Let me preface what I am going to write today with the fact that it has been one heck of a long week! By Monday night, I was ill with some germ my husband brought home from working all weekend at the local hospital. He had gotten ill on Friday night but because we have a strong work ethic, continued to work all weekend. Unlike many, he really does not have a choice whether to show up for work or not, even when he is sick. Honestly, I do not know how he did it. This germ was virulent! I bravely made the decision to cancel not only a writer’s circle group I have once a week but also my garden club meeting at our local elementary school. I have run the group for 12 years and it is the first time I have ever cancelled a meeting! I am glad I did! Tuesday through Thursday were spent sleeping and hacking. My energy level was at an all time low. Tuesday night, we were called somewhat emergently by my sister in-law that my mother-in-law had suffered a stroke. By Wednesday, still somewhat ill but recovering, my husband flew back to where he had grown up, a mere 800 miles away, to help his sister with keeping his mom comfortable whilst she hovered between this world and the next. In the meantime, there were quite windy conditions here – and there – causing travel concerns (Who likes to fly or have a loved one fly when its windy?) as well as, closed roads and electrical outages. Somewhere in there, truly it is a blur by now, my parents called to tell me they had lost power in the storms and it was not expected back any time soon. At the time of the phone call, they were electing to stay in a cold house, cancelling an impromptu and previously unknown road trip due to house damage. They are also 800 miles away. My sister and I both felt they needed to seek a warm place to stay and encouraged them to travel to her house, 70 miles away. But, some of the roads were still closed. My husband, who has been dutifully calling and texting me with updates on his mother, reported that his bag had been lost by the airline! That was Wednesday. There is no sign of the bag, yet. It is Friday.

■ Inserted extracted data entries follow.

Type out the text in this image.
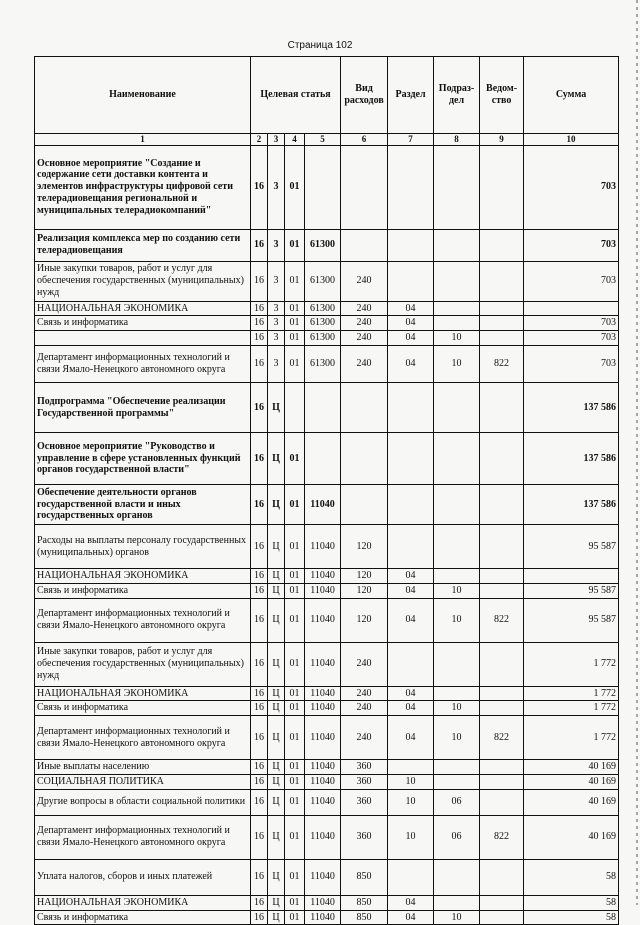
Страница 102
Наименование	Целевая статья				Вид расходов	Раздел	Подраз-дел	Ведом-ство	Сумма
1	2	3	4	5	6	7	8	9	10
Основное мероприятие "Создание и содержание сети доставки контента и элементов инфраструктуры цифровой сети телерадиовещания региональной и муниципальных телерадиокомпаний"	16	3	01						703
Реализация комплекса мер по созданию сети телерадиовещания	16	3	01	61300					703
Иные закупки товаров, работ и услуг для обеспечения государственных (муниципальных) нужд	16	3	01	61300	240				703
НАЦИОНАЛЬНАЯ ЭКОНОМИКА	16	3	01	61300	240	04			
Связь и информатика	16	3	01	61300	240	04			703
	16	3	01	61300	240	04	10		703
Департамент информационных технологий и связи Ямало-Ненецкого автономного округа	16	3	01	61300	240	04	10	822	703
Подпрограмма "Обеспечение реализации Государственной программы"	16	Ц							137 586
Основное мероприятие "Руководство и управление в сфере установленных функций органов государственной власти"	16	Ц	01						137 586
Обеспечение деятельности органов государственной власти и иных государственных органов	16	Ц	01	11040					137 586
Расходы на выплаты персоналу государственных (муниципальных) органов	16	Ц	01	11040	120				95 587
НАЦИОНАЛЬНАЯ ЭКОНОМИКА	16	Ц	01	11040	120	04			
Связь и информатика	16	Ц	01	11040	120	04	10		95 587
Департамент информационных технологий и связи Ямало-Ненецкого автономного округа	16	Ц	01	11040	120	04	10	822	95 587
Иные закупки товаров, работ и услуг для обеспечения государственных (муниципальных) нужд	16	Ц	01	11040	240				1 772
НАЦИОНАЛЬНАЯ ЭКОНОМИКА	16	Ц	01	11040	240	04			1 772
Связь и информатика	16	Ц	01	11040	240	04	10		1 772
Департамент информационных технологий и связи Ямало-Ненецкого автономного округа	16	Ц	01	11040	240	04	10	822	1 772
Иные выплаты населению	16	Ц	01	11040	360				40 169
СОЦИАЛЬНАЯ ПОЛИТИКА	16	Ц	01	11040	360	10			40 169
Другие вопросы в области социальной политики	16	Ц	01	11040	360	10	06		40 169
Департамент информационных технологий и связи Ямало-Ненецкого автономного округа	16	Ц	01	11040	360	10	06	822	40 169
Уплата налогов, сборов и иных платежей	16	Ц	01	11040	850				58
НАЦИОНАЛЬНАЯ ЭКОНОМИКА	16	Ц	01	11040	850	04			58
Связь и информатика	16	Ц	01	11040	850	04	10		58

Luckily, my three sons were all going about their business of school, sports, meetings and life without becoming ill or tiring of my lack of motivation to cook a meal at dinnertime.
Finally, by last night, the chaos began to slow. My cold was lifting. I could feel it. My husband was safely in his city of birth helping his sister who has graciously borne almost the entire burden of caring for their elderly parents by herself. I was glad he was there. My parents agreed to travel to my sister’s this morning due to a verbal agreement that if the power was not back on, they would acquiesce and come to stay at her house. They also arrived safely.
Now that I feel like I am feisty again, I am starting to wonder about why I do what I do? Why am I running these enrichment groups? Why have I done it so long? I am not sure why I keep fighting to be a part of something where maybe I do not belong, and only a very few, yet very loyal people, appreciate. I know this sounds like I am talking in code. I am not. It is just food for my own thought that will eventually assemble into another post.